The National Blood Transfusion Center has policies in place to ensure blood safety; however, appropriate clinical use of blood is not being monitored, and donors with transfusion transmissible infections are not being notified, counseled, or referred. PEPFAR will commit additional funding to blood safety activities in FY 2010, and plans to use the funding to enhance blood safety monitoring and quality assurance.
PEPFAR also supports the care and treatment services of the RGC. Until recently, diagnosis of HIV in children could not be reliably determined until 18 months of age.
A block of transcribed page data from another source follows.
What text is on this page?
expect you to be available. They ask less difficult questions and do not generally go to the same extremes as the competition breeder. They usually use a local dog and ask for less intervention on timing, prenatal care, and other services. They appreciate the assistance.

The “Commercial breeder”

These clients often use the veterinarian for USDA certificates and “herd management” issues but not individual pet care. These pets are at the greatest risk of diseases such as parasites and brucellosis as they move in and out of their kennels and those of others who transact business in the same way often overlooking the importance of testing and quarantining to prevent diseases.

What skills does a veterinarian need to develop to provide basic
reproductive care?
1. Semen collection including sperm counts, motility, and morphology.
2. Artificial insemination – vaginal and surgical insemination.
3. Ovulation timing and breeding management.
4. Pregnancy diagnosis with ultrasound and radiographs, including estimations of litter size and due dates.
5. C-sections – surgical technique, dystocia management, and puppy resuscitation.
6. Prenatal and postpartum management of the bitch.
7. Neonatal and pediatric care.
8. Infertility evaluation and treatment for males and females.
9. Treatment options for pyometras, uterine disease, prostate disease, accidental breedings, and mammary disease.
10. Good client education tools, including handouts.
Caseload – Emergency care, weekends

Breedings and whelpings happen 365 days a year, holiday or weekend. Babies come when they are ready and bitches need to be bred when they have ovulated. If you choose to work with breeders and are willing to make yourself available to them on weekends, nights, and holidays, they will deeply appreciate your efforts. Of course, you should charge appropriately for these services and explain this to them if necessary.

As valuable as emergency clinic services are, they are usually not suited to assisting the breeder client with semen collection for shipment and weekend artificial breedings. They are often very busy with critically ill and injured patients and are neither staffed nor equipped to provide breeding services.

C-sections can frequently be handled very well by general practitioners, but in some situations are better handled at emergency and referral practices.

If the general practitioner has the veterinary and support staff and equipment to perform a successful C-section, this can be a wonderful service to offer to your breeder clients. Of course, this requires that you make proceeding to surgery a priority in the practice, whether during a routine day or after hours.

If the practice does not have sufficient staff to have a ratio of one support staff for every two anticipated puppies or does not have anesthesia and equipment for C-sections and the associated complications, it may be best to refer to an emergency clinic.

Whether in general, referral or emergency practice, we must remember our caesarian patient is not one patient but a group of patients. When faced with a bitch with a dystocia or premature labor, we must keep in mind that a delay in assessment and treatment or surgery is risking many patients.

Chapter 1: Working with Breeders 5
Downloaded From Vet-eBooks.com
This delay in diagnosis of infants known to be exposed, and the relative ineffectiveness of the PMTCT program in identifying the majority of HIV-exposed infants resulted in very few HIV-infected children under two years of age receiving care and treatment at Pediatric AIDS Clinics in Cambodia. In FY 2010, PEPFAR will fund measures to assure infant follow-up of 80% of exposed infants identified during ANC in seven operational districts in three provinces
PEPFAR will support referrals between services such as home based care, in-patient care, and peer support groups. PEPFAR will also strengthen the capacity of the Cambodian National TB Program to reliably and rapidly to diagnose tuberculosis in people with HIV and prevent the spread of MDR-TB. Staff will be trained in this advanced technique at both the provincial and the national levels. More rapid detection of infectious cases of TB will help reduce the TB burden in Cambodia.